At 2/44a Bayswater Road, Rushcutters Bay, an off-market campaign recently saw 10 enquiries in 24 hours, with an offer on the table within 48 hours. Its popular Art Deco setting spurred the activity. Owners in the building here have certain expectations, but buyers often see big value in buildings of this era.
Nearby in Darlinghurst, 26/74 McLachlan Avenue sold to a buyer on the BresicWhitney off-market platform within four days of listing. “We were aware homes were selling under the radar so we asked to be put on a database for properties being sold off-market,” the buyer said.
“We had looked at an almost identical property on the same floor in the same building, so when this one came up through the off-market process we went in prepared.

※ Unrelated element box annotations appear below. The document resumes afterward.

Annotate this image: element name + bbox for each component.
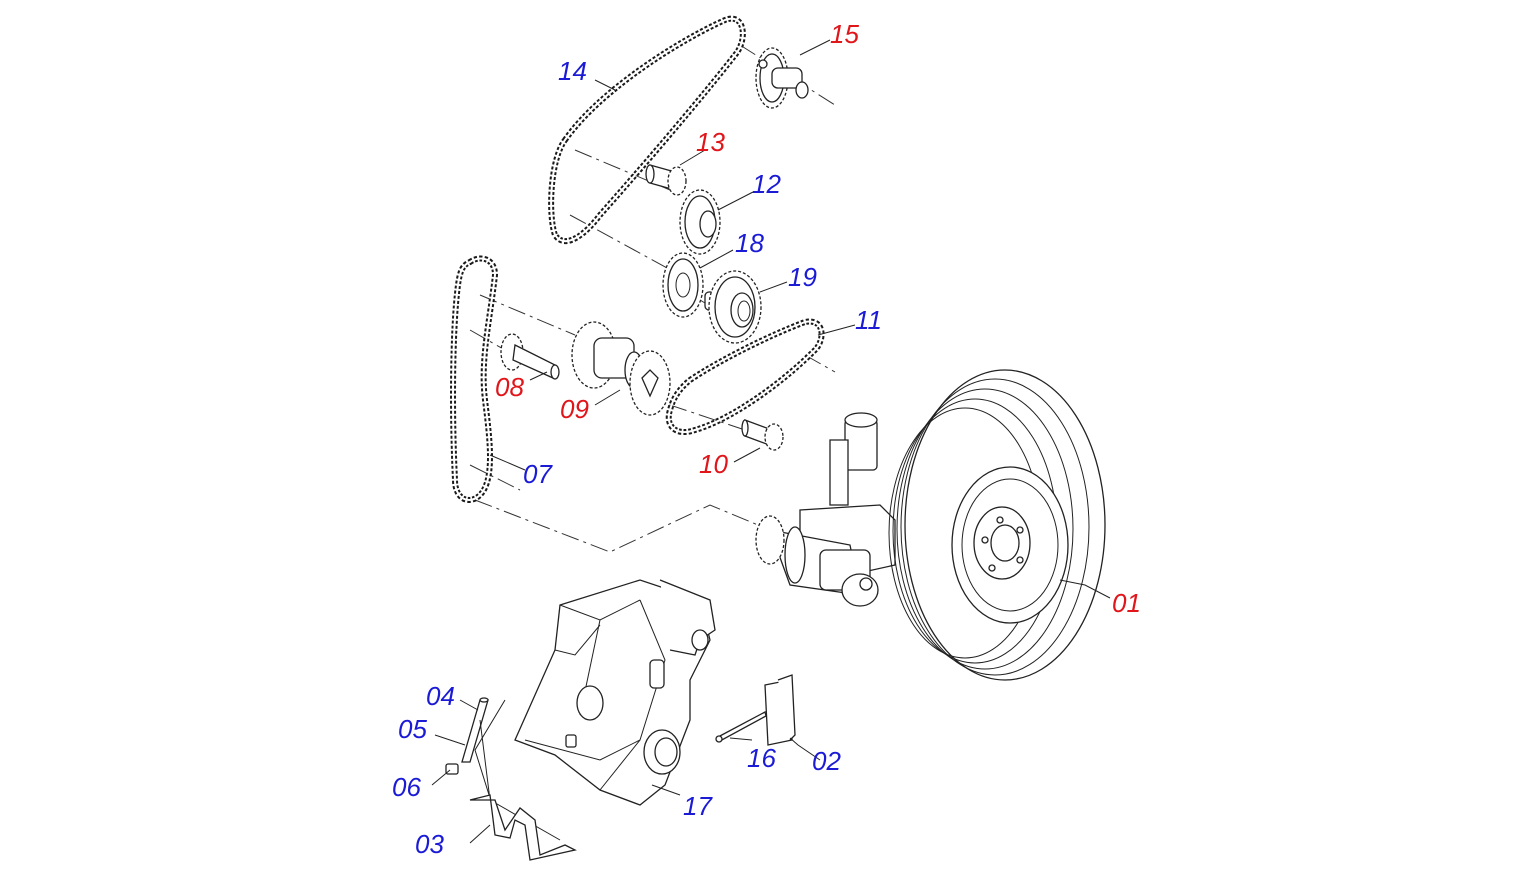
callout-05: 05 — [398, 714, 427, 744]
sprocket-12 — [679, 189, 721, 255]
callout-labels: 01 02 03 04 05 06 07 08 09 10 11 12 13 1… — [392, 19, 1141, 859]
callout-11: 11 — [855, 305, 882, 335]
shaft-08 — [500, 333, 560, 380]
callout-02: 02 — [812, 746, 841, 776]
callout-12: 12 — [752, 169, 781, 199]
sprocket-18 — [662, 252, 704, 318]
wheel-assembly-01 — [755, 369, 1106, 681]
callout-18: 18 — [735, 228, 764, 258]
callout-06: 06 — [392, 772, 421, 802]
callout-08: 08 — [495, 372, 524, 402]
guide-03 — [469, 699, 577, 861]
chain-07 — [450, 255, 499, 503]
sprocket-15 — [755, 47, 809, 109]
callout-16: 16 — [747, 743, 776, 773]
callout-13: 13 — [696, 127, 725, 157]
chain-11 — [665, 318, 825, 435]
callout-01: 01 — [1112, 588, 1141, 618]
pin-04 — [461, 697, 489, 763]
callout-19: 19 — [788, 262, 817, 292]
chain-14 — [548, 15, 746, 244]
callout-14: 14 — [558, 56, 587, 86]
sprocket-19 — [704, 270, 762, 344]
double-sprocket-09 — [571, 321, 671, 416]
leader-lines — [431, 39, 1111, 844]
callout-04: 04 — [426, 681, 455, 711]
bracket-02 — [764, 674, 796, 746]
frame-bracket-17 — [514, 579, 716, 806]
callout-03: 03 — [415, 829, 444, 859]
pin-16 — [715, 711, 767, 743]
callout-15: 15 — [830, 19, 859, 49]
callout-07: 07 — [523, 459, 553, 489]
washer-06 — [445, 763, 459, 775]
callout-09: 09 — [560, 394, 589, 424]
shaft-13 — [645, 164, 687, 196]
shaft-10 — [741, 419, 784, 451]
callout-17: 17 — [683, 791, 713, 821]
callout-10: 10 — [699, 449, 728, 479]
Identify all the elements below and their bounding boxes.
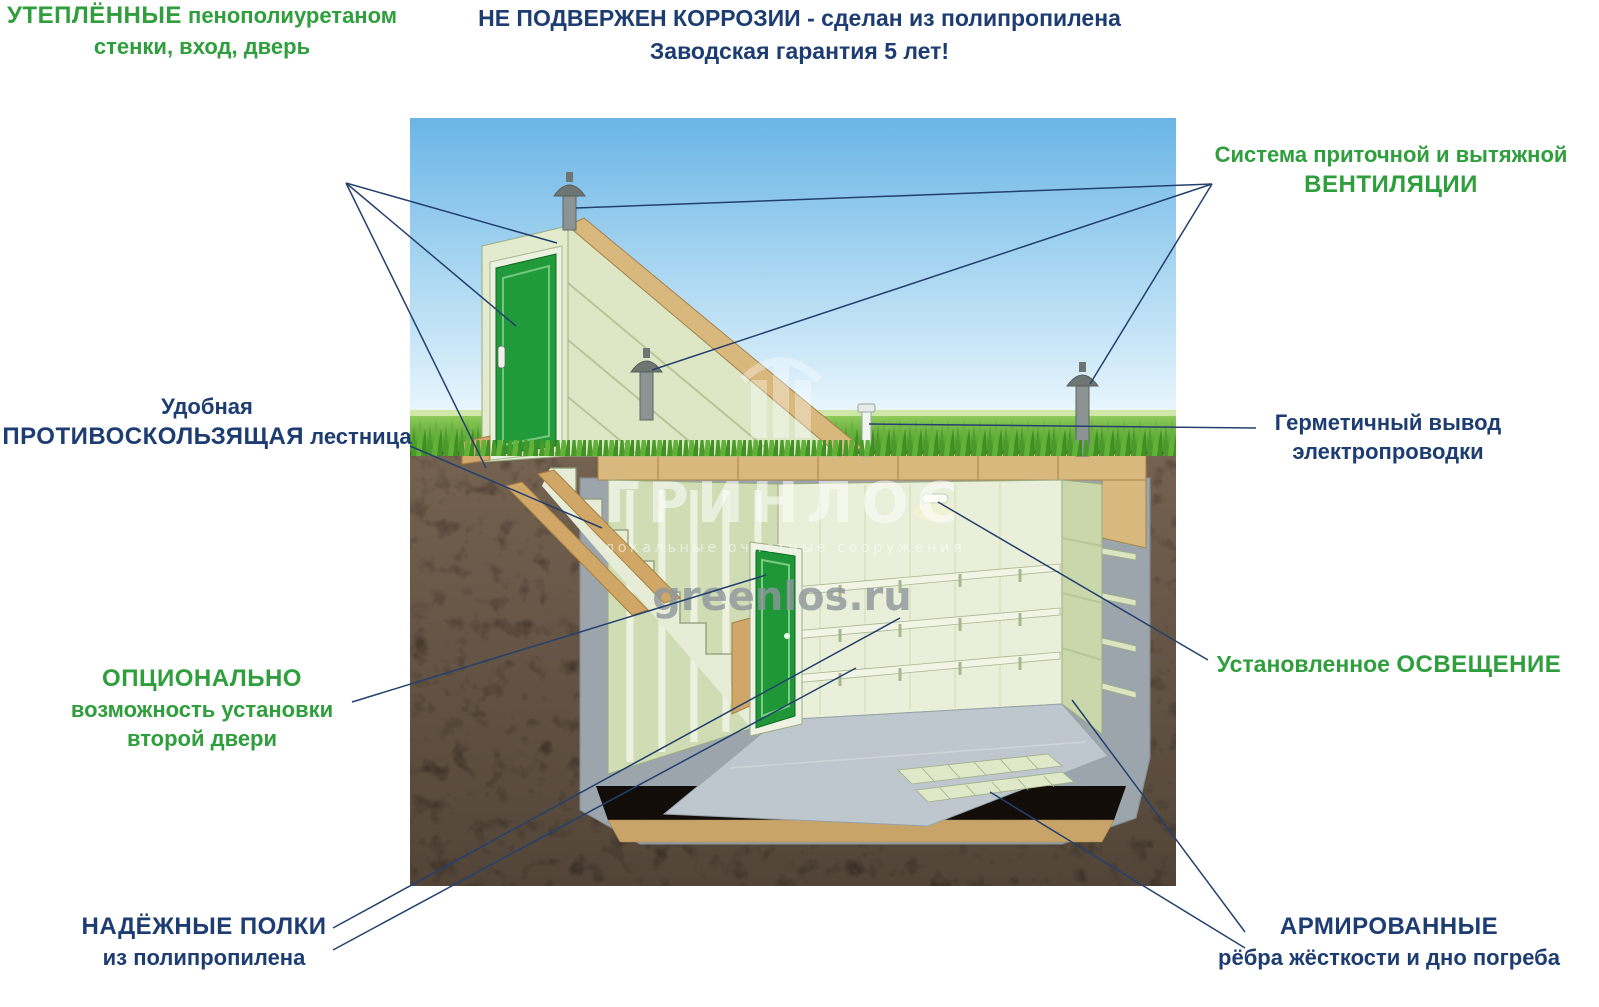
page-title: НЕ ПОДВЕРЖЕН КОРРОЗИИ - сделан из полипр… — [0, 2, 1599, 68]
label-ladder-line1: Удобная — [161, 394, 253, 419]
label-vent-line1: Система приточной и вытяжной — [1214, 142, 1568, 167]
label-optional-line2: возможность установки — [70, 696, 334, 722]
right-wood-frame — [1101, 479, 1147, 549]
watermark-url: greenlos.ru — [652, 574, 912, 620]
label-reinforced-ribs: АРМИРОВАННЫЕ рёбра жёсткости и дно погре… — [1182, 911, 1596, 972]
label-sealed-wiring: Герметичный вывод электропроводки — [1238, 408, 1538, 466]
wiring-outlet — [857, 403, 876, 457]
label-insulated-line2: стенки, вход, дверь — [93, 33, 311, 59]
grass-fringe — [410, 440, 1176, 456]
watermark-logo-icon — [740, 357, 822, 438]
cellar-lid — [597, 453, 1147, 481]
label-vent-line2: ВЕНТИЛЯЦИИ — [1304, 171, 1478, 199]
watermark-brand: ГРИНЛОС — [604, 471, 966, 536]
cellar-illustration: ГРИНЛОС локальные очистные сооружения gr… — [410, 118, 1176, 886]
label-antislip-ladder: Удобная ПРОТИВОСКОЛЬЗЯЩАЯ лестница — [0, 392, 414, 453]
door-handle — [497, 345, 506, 369]
label-reinforced-line1: АРМИРОВАННЫЕ — [1279, 913, 1499, 940]
label-insulated-walls: УТЕПЛЁННЫЕ пенополиуретаном стенки, вход… — [0, 0, 404, 61]
title-line1: НЕ ПОДВЕРЖЕН КОРРОЗИИ - сделан из полипр… — [478, 5, 1121, 31]
label-reliable-shelves: НАДЁЖНЫЕ ПОЛКИ из полипропилена — [36, 911, 372, 972]
label-shelves-line1: НАДЁЖНЫЕ ПОЛКИ — [81, 913, 327, 940]
floor-ribs — [897, 753, 1075, 803]
watermark-subtitle: локальные очистные сооружения — [605, 540, 965, 556]
title-line2: Заводская гарантия 5 лет! — [649, 38, 950, 64]
label-insulated-line1: УТЕПЛЁННЫЕ пенополиуретаном — [6, 2, 398, 29]
inner-door — [749, 541, 803, 737]
label-ladder-line2: ПРОТИВОСКОЛЬЗЯЩАЯ лестница — [2, 423, 412, 451]
label-installed-lighting: Установленное ОСВЕЩЕНИЕ — [1216, 651, 1562, 678]
label-wiring-line1: Герметичный вывод — [1274, 410, 1502, 435]
label-ventilation-system: Система приточной и вытяжной ВЕНТИЛЯЦИИ — [1186, 140, 1596, 201]
label-optional-line1: ОПЦИОНАЛЬНО — [102, 665, 302, 692]
label-optional-line3: второй двери — [126, 725, 278, 751]
label-reinforced-line2: рёбра жёсткости и дно погреба — [1218, 944, 1560, 970]
label-shelves-line2: из полипропилена — [102, 944, 306, 970]
label-wiring-line2: электропроводки — [1292, 439, 1484, 465]
label-optional-second-door: ОПЦИОНАЛЬНО возможность установки второй… — [10, 663, 394, 753]
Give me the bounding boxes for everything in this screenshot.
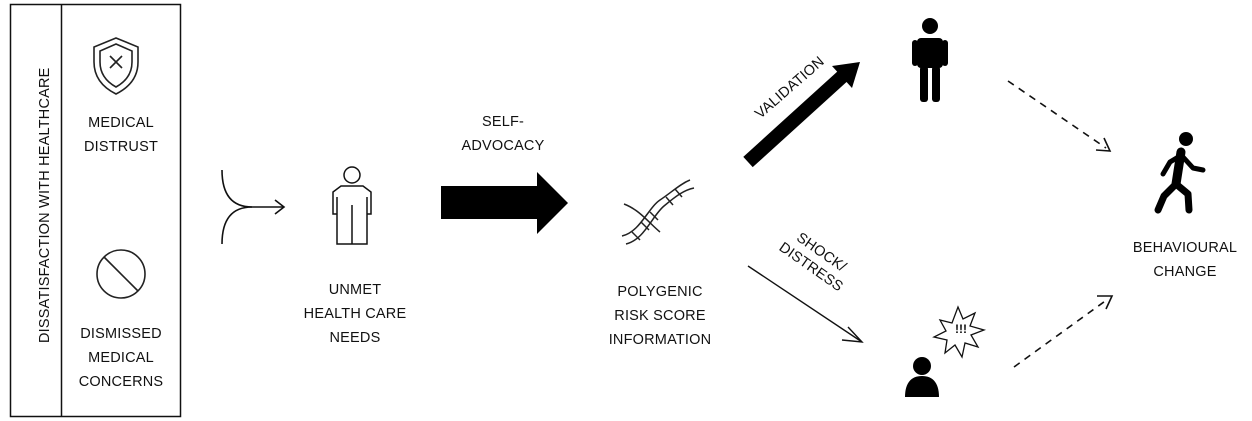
shield-x-icon bbox=[93, 37, 139, 95]
behaviour-change-label: BEHAVIOURAL CHANGE bbox=[1132, 240, 1238, 280]
medical-distrust-label: MEDICAL DISTRUST bbox=[83, 115, 159, 155]
dashed-arrow-lower bbox=[1013, 295, 1114, 368]
shock-distress-label: SHOCK/ DISTRESS bbox=[775, 229, 850, 296]
person-outline-icon bbox=[332, 166, 372, 245]
prohibited-icon bbox=[96, 249, 146, 299]
self-advocacy-label: SELF- ADVOCACY bbox=[461, 114, 545, 154]
dismissed-concerns-label: DISMISSED MEDICAL CONCERNS bbox=[78, 326, 164, 390]
shock-badge-text: !!! bbox=[955, 322, 967, 336]
merge-arrow-icon bbox=[221, 169, 286, 245]
unmet-needs-label: UNMET HEALTH CARE NEEDS bbox=[303, 282, 407, 346]
walking-person-icon bbox=[1154, 132, 1206, 214]
dashed-arrow-upper bbox=[1007, 80, 1112, 152]
dna-icon bbox=[621, 179, 695, 245]
validation-label: VALIDATION bbox=[752, 53, 828, 123]
self-advocacy-arrow bbox=[441, 172, 568, 234]
distressed-person-icon bbox=[905, 305, 987, 397]
left-panel-vertical-title: DISSATISFACTION WITH HEALTHCARE bbox=[37, 67, 53, 343]
prs-info-label: POLYGENIC RISK SCORE INFORMATION bbox=[608, 284, 712, 348]
standing-person-icon bbox=[912, 18, 948, 102]
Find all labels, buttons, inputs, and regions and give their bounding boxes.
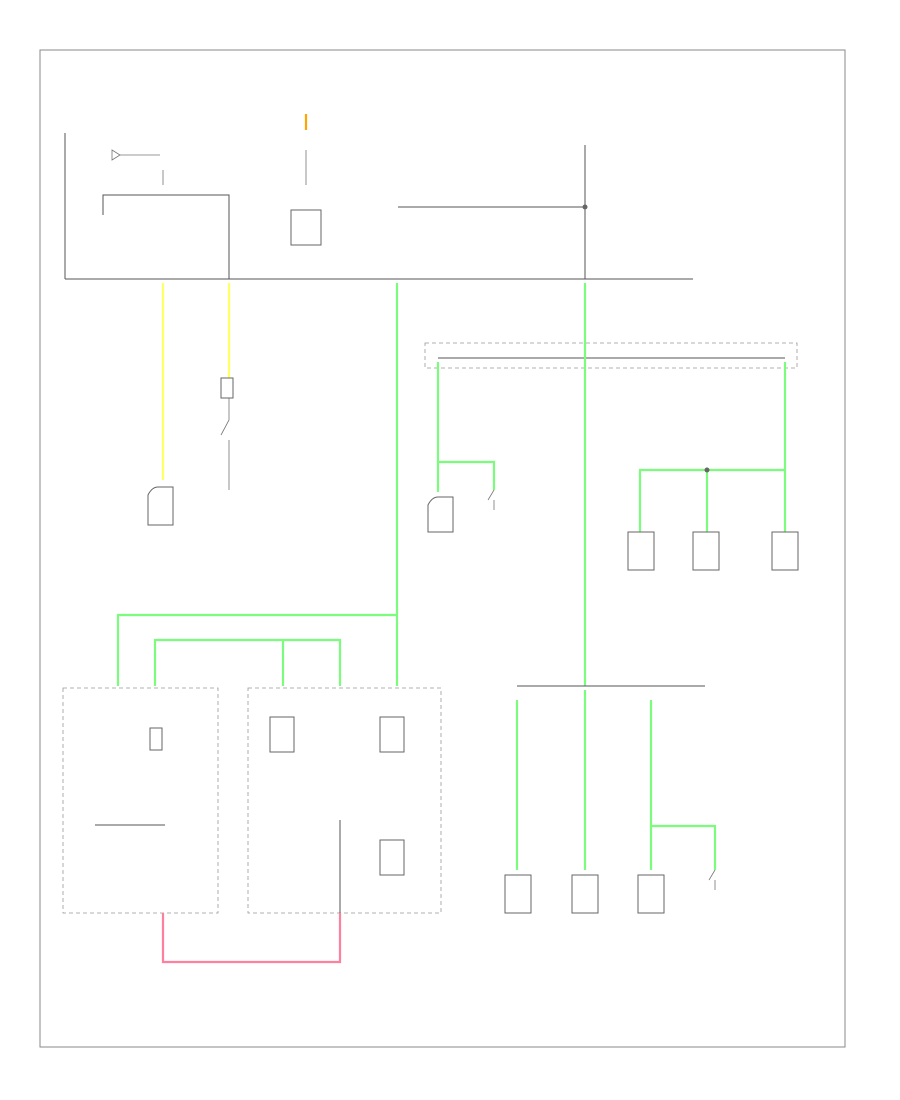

In our case, we had already done our due diligence so we only needed to visit once – that was it.”
We spoke with another regular who’s been both buyer and seller on the BresicWhitney off-market platform.
“As a seller, you’re looking for a certain level of demand – a property people want to live in, or one that’s highly leasable,” he said. “Registered buyers already know what these properties are. Selling off-market is a comfortable way to test if your property is one that people want.”
A new importance
The popularity of off-market properties in the city and Inner East appears to be driven by a new buyer-awareness of the process. As Inner West pockets are forging their own in-demand reputation, we’re seeing off-market inquiries shadowing traditional auction and advertising channels.
And now it’s happening across the entire inner city.